イージーに扱えるライカQシリーズがファーストライカに選ばれがちですが、僕個人としては28mmの画角に苦手意識があり、50mmレンズをメインにしようと思いM型に移行したんです。初めてのライカとしては、トラディショナルなM型は難しいと感じる人も多いかなと思いますが(笑)。そんなトラディショナルとイージーなところを両方持ち合わせているのがライカSL3ですから、ファーストライカに選んでも戸惑わないと思います。そして本当にJPEGが優秀です。
——やはりJPEGの画づくりが強く印象に残っているのですね。
繰り返しになりますが、僕が初めてビビッドを使うことになったというのは、我ながら衝撃的なんです(笑)。“ライカは薄味”という印象をガラリと変えてくれました。最大限にライカが解釈した色合いを前面に押し出した使い方をすると、ここまでポップな使い方もできるのかと。上品なポップさ。エレガントポップみたいな名称がしっくりきますね。つくづく色の作り方はうまい。自然の色合いじゃなくライカの解釈が入っていて、色によって写真がグッと引き立つんです。もともとフィルムメーカーなどではなかったのに、不思議なカラーテーブルを持っているような気がしてなりませんね。
もちろん、ライカをここまで使ってきて感じている光と影の描写も素晴らしいのひと言。ボディとレンズの協調というのは確実にある。伊達に大きくないんですよ。

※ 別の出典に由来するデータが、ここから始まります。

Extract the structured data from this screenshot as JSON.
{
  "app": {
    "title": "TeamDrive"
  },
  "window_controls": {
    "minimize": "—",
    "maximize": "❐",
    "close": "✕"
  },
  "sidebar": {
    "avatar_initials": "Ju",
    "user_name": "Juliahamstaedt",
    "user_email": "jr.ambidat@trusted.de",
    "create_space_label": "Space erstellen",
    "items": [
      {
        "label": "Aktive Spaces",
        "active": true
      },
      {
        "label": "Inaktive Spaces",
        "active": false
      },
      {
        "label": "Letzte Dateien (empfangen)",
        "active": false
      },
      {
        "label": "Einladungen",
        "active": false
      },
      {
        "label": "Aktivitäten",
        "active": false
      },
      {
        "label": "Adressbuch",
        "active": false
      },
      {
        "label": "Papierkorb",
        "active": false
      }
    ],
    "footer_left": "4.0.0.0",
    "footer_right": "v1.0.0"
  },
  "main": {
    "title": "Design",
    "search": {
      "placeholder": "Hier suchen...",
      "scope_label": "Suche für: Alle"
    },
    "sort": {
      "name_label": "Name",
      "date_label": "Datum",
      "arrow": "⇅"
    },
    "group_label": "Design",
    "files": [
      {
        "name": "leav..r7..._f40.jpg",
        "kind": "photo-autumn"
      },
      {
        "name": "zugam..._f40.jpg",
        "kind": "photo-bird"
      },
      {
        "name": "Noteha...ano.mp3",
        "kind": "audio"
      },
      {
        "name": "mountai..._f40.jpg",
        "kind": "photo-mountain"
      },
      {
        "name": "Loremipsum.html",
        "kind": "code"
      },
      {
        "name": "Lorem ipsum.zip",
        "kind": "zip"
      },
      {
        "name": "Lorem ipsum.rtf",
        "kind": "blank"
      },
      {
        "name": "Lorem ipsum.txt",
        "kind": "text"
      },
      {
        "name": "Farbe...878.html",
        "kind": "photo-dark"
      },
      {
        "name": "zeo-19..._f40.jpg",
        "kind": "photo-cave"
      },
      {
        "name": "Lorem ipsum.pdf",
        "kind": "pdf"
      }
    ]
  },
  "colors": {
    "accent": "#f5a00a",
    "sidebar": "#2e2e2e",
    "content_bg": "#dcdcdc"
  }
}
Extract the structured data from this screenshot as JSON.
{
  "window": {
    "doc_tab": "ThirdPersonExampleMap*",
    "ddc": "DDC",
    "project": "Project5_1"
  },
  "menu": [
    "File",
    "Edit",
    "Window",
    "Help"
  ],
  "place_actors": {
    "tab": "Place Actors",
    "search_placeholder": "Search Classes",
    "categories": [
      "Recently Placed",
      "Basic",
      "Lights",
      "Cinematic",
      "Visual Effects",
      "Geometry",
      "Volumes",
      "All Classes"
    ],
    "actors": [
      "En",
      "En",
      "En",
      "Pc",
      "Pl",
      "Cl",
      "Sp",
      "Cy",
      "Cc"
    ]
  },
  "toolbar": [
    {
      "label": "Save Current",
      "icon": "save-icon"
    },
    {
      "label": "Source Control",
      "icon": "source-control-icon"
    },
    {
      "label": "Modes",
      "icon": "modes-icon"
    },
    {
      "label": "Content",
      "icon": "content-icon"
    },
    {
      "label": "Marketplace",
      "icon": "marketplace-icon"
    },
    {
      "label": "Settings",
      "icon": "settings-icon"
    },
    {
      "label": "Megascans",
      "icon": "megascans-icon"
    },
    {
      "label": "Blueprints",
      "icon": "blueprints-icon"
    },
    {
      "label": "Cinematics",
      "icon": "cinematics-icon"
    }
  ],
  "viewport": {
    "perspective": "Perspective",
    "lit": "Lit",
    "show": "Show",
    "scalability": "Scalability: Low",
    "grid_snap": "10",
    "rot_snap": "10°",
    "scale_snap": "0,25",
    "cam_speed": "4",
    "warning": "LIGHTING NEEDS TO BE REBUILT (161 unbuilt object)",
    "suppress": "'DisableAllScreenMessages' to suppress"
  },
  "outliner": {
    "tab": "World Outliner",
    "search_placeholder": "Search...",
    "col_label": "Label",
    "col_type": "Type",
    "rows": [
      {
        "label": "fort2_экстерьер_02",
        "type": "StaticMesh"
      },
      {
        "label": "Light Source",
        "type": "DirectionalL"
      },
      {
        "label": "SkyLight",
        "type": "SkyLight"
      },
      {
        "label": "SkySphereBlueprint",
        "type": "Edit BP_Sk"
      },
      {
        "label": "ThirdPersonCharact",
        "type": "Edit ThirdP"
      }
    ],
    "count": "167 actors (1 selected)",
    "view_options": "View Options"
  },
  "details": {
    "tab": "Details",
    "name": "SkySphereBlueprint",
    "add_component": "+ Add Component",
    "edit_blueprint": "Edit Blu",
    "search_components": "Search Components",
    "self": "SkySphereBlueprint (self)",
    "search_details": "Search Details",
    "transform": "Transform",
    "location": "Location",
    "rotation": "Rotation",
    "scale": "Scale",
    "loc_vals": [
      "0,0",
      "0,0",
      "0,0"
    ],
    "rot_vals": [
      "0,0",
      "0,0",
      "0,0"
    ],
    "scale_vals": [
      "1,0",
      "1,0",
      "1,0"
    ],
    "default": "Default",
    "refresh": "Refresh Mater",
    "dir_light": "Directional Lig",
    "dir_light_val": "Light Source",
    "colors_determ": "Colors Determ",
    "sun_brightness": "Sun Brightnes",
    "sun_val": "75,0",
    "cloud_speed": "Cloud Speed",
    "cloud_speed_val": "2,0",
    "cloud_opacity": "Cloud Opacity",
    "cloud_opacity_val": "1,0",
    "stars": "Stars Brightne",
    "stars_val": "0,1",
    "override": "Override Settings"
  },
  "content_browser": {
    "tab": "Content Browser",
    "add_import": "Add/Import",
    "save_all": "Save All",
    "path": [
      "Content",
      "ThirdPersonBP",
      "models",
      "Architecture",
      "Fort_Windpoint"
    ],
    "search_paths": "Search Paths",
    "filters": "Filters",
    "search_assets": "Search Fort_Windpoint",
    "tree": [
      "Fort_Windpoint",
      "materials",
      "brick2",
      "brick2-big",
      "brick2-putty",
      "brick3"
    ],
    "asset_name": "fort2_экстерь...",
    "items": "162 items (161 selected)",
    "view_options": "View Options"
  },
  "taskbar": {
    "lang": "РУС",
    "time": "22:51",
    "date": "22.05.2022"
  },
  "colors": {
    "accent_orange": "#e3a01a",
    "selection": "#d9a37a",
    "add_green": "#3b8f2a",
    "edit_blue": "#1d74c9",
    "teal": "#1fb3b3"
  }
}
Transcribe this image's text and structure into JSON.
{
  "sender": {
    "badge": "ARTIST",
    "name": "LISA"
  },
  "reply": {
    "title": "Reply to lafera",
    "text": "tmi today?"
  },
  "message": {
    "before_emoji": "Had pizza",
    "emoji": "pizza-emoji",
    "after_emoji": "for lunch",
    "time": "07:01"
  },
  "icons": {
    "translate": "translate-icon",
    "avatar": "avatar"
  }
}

——最後に、別所さんは今後ライカSL3をどのように使っていきたいですか?
外国に旅人として持っていくカメラ、でしょうか。セバスチャン・サルガドが世界中で使ったように、ライカはメディアの人間が外国に派遣されるときに持参したという歴史があります。実際に海外でライカを使うと、出てくる画には雰囲気があり、こういう風景を多くの人がライカで撮ってきたんだろうな、と思わせてくれるんです。次はクロアチアにでも持っていきたいですね。サマルカンドと同じくらいドブロヴニクという都市名もカッコイイと思っていて、いつか行ってみたいんです(笑)。